Publié le 2025-10-30 02:55:00. Le conseiller de Bogota, Julián Forero Castelblanco, surnommé « Fuchi », a réagi à la décision du procureur général de le suspendre et le disqualifier pendant 14 mois pour des injures envers un policier. Bien qu’il respecte la décision, il compte faire appel.
- Le conseiller Julián Forero, alias « Fuchi », a été suspendu et disqualifié pour une durée de 14 mois par le bureau du procureur général.

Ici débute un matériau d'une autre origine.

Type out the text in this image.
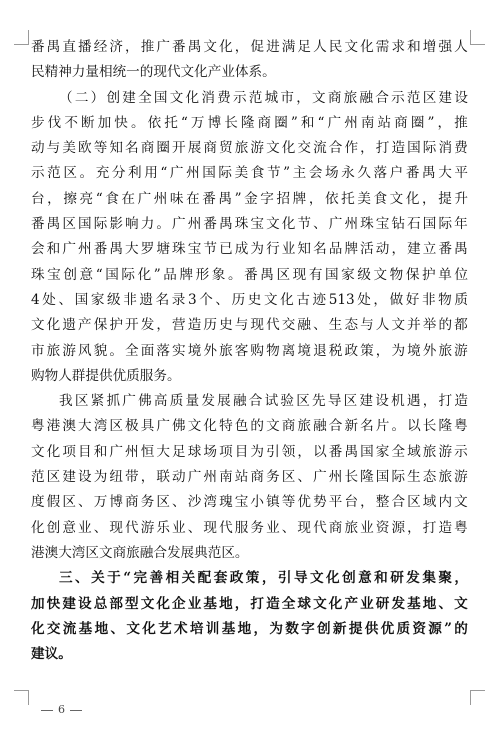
番 禺 直 播 经 济 ， 推 广 番 禺 文 化 ， 促 进 满 足 人 民 文 化 需 求 和 增 强 人
民 精 神 力 量 相 统 一 的 现 代 文 化 产 业 体 系 。
（ 二 ） 创 建 全 国 文 化 消 费 示 范 城 市 ， 文 商 旅 融 合 示 范 区 建 设
步 伐 不 断 加 快 。 依 托 “ 万 博 长 隆 商 圈 ” 和 “ 广 州 南 站 商 圈 ” ， 推
动 与 美 欧 等 知 名 商 圈 开 展 商 贸 旅 游 文 化 交 流 合 作 ， 打 造 国 际 消 费
示 范 区 。 充 分 利 用 “ 广 州 国 际 美 食 节 ” 主 会 场 永 久 落 户 番 禺 大 平
台 ， 擦 亮 “ 食 在 广 州 味 在 番 禺 ” 金 字 招 牌 ， 依 托 美 食 文 化 ， 提 升
番 禺 区 国 际 影 响 力 。 广 州 番 禺 珠 宝 文 化 节 、 广 州 珠 宝 钻 石 国 际 年
会 和 广 州 番 禺 大 罗 塘 珠 宝 节 已 成 为 行 业 知 名 品 牌 活 动 ， 建 立 番 禺
珠 宝 创 意 “ 国 际 化 ” 品 牌 形 象 。 番 禺 区 现 有 国 家 级 文 物 保 护 单 位
4 处 、 国 家 级 非 遗 名 录 3 个 、 历 史 文 化 古 迹 513 处 ， 做 好 非 物 质
文 化 遗 产 保 护 开 发 ， 营 造 历 史 与 现 代 交 融 、 生 态 与 人 文 并 举 的 都
市 旅 游 风 貌 。 全 面 落 实 境 外 旅 客 购 物 离 境 退 税 政 策 ， 为 境 外 旅 游
购 物 人 群 提 供 优 质 服 务 。
我 区 紧 抓 广 佛 高 质 量 发 展 融 合 试 验 区 先 导 区 建 设 机 遇 ， 打 造
粤 港 澳 大 湾 区 极 具 广 佛 文 化 特 色 的 文 商 旅 融 合 新 名 片 。 以 长 隆 粤
文 化 项 目 和 广 州 恒 大 足 球 场 项 目 为 引 领 ， 以 番 禺 国 家 全 域 旅 游 示
范 区 建 设 为 纽 带 ， 联 动 广 州 南 站 商 务 区 、 广 州 长 隆 国 际 生 态 旅 游
度 假 区 、 万 博 商 务 区 、 沙 湾 瑰 宝 小 镇 等 优 势 平 台 ， 整 合 区 域 内 文
化 创 意 业 、 现 代 游 乐 业 、 现 代 服 务 业 、 现 代 商 旅 业 资 源 ， 打 造 粤
港 澳 大 湾 区 文 商 旅 融 合 发 展 典 范 区 。
三 、 关 于 “ 完 善 相 关 配 套 政 策 ， 引 导 文 化 创 意 和 研 发 集 聚 ，
加 快 建 设 总 部 型 文 化 企 业 基 地 ， 打 造 全 球 文 化 产 业 研 发 基 地 、 文
化 交 流 基 地 、 文 化 艺 术 培 训 基 地 ， 为 数 字 创 新 提 供 优 质 资 源 ” 的
建 议 。
6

- La sanction fait suite à des insultes adressées à un policier lors d’un contrôle routier le 22 février 2024.
- « Fuchi » affirme qu’il fera appel de cette décision, se déclarant convaincu de son innocence et de la justesse des causes qu’il défend.
Le bureau du procureur général a estimé que Julián Forero Castelblanco avait commis une « faute grave » dans une affaire qualifiée de « vous ne savez pas qui je suis ». Les faits remontent au 22 février 2024, lorsque, interpellé par la police lors d’un contrôle routier, l’élu aurait tenu des propos irrespectueux envers un fonctionnaire, le traitant notamment de « chien » et de « gibier ».
Sur les réseaux sociaux, « Fuchi » a exprimé son respect pour la décision tout en marquant son désaccord. « Nous allons faire appel de la décision », a-t-il déclaré dans une publication sur Instagram. Il a également fait part de son étonnement quant à la rapidité avec laquelle les médias et des personnes au sein du gouvernement auraient eu connaissance du jugement, avant même qu’il en soit officiellement informé. « Je n’avais même pas reçu le jugement et ils savaient déjà El Tiempo, Semana, City TV. Mais bon, c’est une coïncidence, n’est-ce pas ? », a-t-il ironisé.
Ce n’est pas la première fois que Julián Forero Castelblanco se retrouve au cœur de controverses. Le 16 septembre, lors de manifestations de motocyclistes ayant perturbé la circulation dans la capitale colombienne, il avait déjà été impliqué dans un incident avec un journaliste de City TV. L’élu, qui se présente comme le porte-parole des motocyclistes, avait été le plus voté lors des dernières élections municipales à Bogota, recueillant plus de 69 000 suffrages.
Dans une autre prise de parole, le conseiller a réaffirmé sa volonté de se défendre : « Je suis convaincu de mon innocence, et surtout de la noblesse des causes que je défends ». Il prépare avec son équipe juridique les recours nécessaires pour contester la sanction devant les instances supérieures.